Though Stanley Brand, a former House general counsel and now an attorney for several former Trump aides, said he considered Alito’s question “timely.”

“What about Joe Biden when he leaves office? Is a Republican Department of Justice going to allege that some of the things he did were illegal? So I don’t think that was a hyperbolic or imaginary concern,” Brand said.

The conservative justices also highlighted controversial conduct by previous presidents, such as Franklin D. Roosevelt’s decision to inter Japanese Americans during World War II and John F. Kennedy’s scheme to undermine Fidel Castro’s rule in Cuba, and whether they could have been subject to prosecution.

“Presidents have to do a lot of things that in retrospect or under the microscope of a lawsuit might not look very good,” said Brand. “You have to look carefully at those, and I think that’s certainly what at least five of the justices expressed concern over.”

The back-and-forth reflected the difficult road ahead for the court in crafting an opinion.

“The path that they went down the other day is a very messy one and I don’t know how they’re going to come up with a clean answer on it,” said Schultz.

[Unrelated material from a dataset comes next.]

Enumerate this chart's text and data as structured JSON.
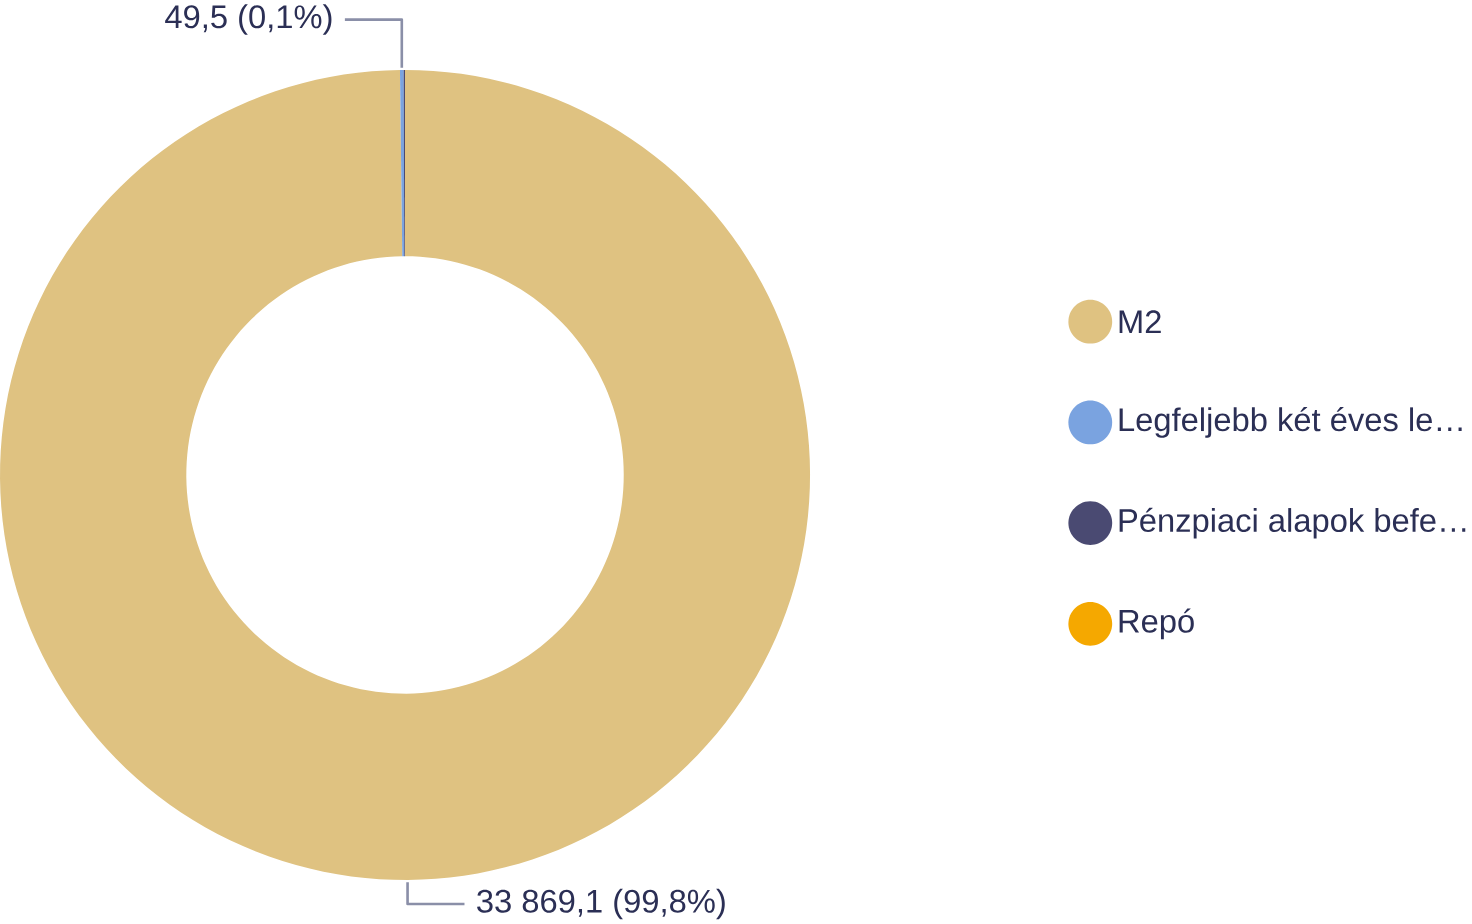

A trial for Trump’s election subversion case was originally set for March 4 but is delayed as the immunity question works its way through the courts. The Supreme Court agreeing to hear Trump’s immunity claim and its approach in crafting an opinion, which is not expected until well into June, is largely seen as a win for the former president as it makes it less likely than ever that the trial will proceed before the November election.

In some previous high-profile opinions involving presidential authority, including U.S. v. Nixon (in which the court said a president does not have executive privilege in immunity from subpoenas or other civil court actions) and Clinton v. Jones (which said a president has no immunity from civil damages for acts done before taking office or unrelated to the office) the Supreme Court ruled in unanimous fashion.

But experts said in this case, whatever the court decides, it is likely to be divided.

“It’s clear to me that this will likely be a split decision,” said Schultz. “I saw clear divisions and that’s just not good for the court and it’s not good for America in such an important case like this.”